In August 2020, the Institute of Criminology and Criminal Justice (ICCJ) at Carleton University ended student internships with police and correctional services. This has attracted both commendation and criticism. The debate over ICCJ’s decision presents an opportunity to examine the role of sociologists in the global movement against police brutality and social injustice.

This presentation addresses two main questions. What is the role of sociologists in the debate over police violence and social injustice? How can sociology departments respond to the underlying call for action on equity, diversity, inclusion, and decolonization?

 

Guest Speaker: Dr. Temitope Oriola, University of Alberta

Temitope Oriola is joint Editor-in-Chief of African Security and associate professor of criminology and sociology at the University of Alberta. A recipient of the Governor General of Canada Academic Gold Medal, Professor Oriola’s research focuses on policing, weaponization and use of force by police, terrorism studies, resource wars or insurgencies, and political kidnapping.

A decorated researcher and teacher, Oriola regularly contributes to public scholarship through public talks, op-eds, television and radio interviews and expert opinions. Professor Oriola is a two-time recipient of the prestigious Carnegie fellowship, the 2020 recipient of the Kathleen W. Klawe Award for excellence in teaching and President of the Canadian Association of African Studies (CAAS).

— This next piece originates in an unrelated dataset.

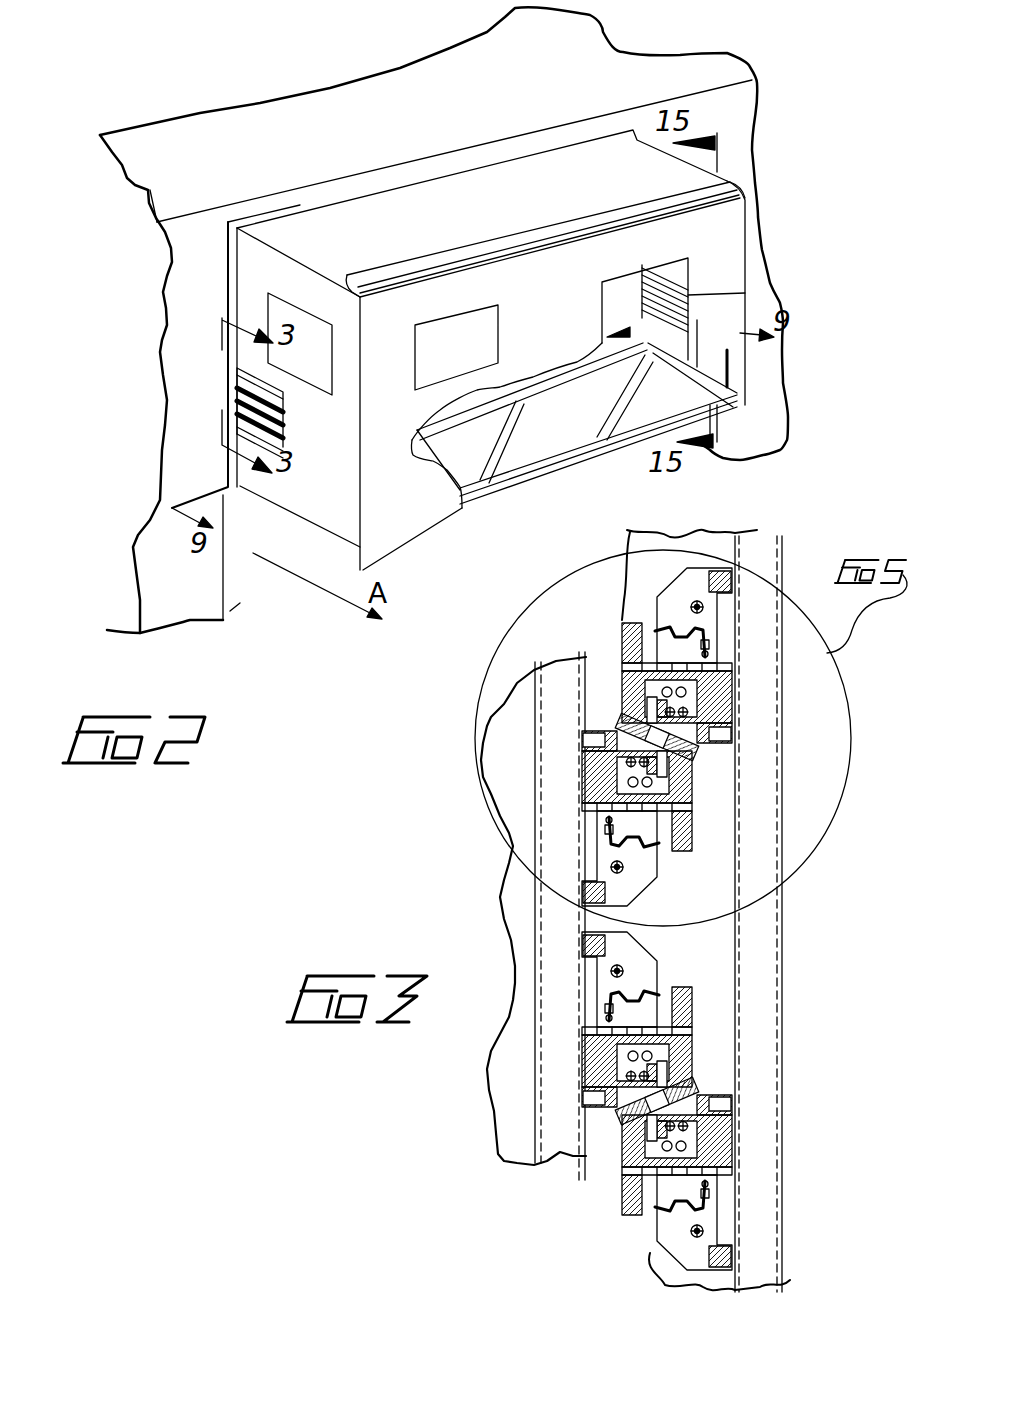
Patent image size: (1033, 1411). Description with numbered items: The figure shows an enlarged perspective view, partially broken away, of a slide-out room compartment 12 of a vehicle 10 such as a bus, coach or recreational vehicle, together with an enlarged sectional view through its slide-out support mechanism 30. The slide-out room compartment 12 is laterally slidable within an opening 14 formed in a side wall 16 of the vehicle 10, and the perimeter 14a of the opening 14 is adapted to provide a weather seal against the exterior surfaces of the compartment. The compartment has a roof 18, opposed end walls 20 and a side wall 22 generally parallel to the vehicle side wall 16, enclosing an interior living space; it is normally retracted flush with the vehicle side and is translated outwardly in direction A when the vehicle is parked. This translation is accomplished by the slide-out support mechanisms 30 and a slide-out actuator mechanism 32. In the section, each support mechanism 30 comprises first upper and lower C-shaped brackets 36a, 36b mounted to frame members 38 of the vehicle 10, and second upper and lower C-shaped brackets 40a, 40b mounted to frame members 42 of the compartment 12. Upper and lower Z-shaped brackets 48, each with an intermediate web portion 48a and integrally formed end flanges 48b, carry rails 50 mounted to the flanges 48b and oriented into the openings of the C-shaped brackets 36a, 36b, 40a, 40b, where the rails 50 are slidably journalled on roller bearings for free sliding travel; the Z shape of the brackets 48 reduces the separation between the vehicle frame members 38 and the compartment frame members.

Moderator: Dr. Sara Dorrow, University of Alberta

Sara Dorow is Professor and Chair of Sociology, and former founding director of the Community Service-Learning Program, at the University of Alberta. Her areas of research and teaching are focused on transnationalism, migration, and mobile work; gender, race, and family; and qualitative methodologies and community-engaged learning. After focusing these interests on transracial adoptive families and identities in the first part of her career, she has turned her sights on community and work in the oil sands in the second part; Part 3 is in the works.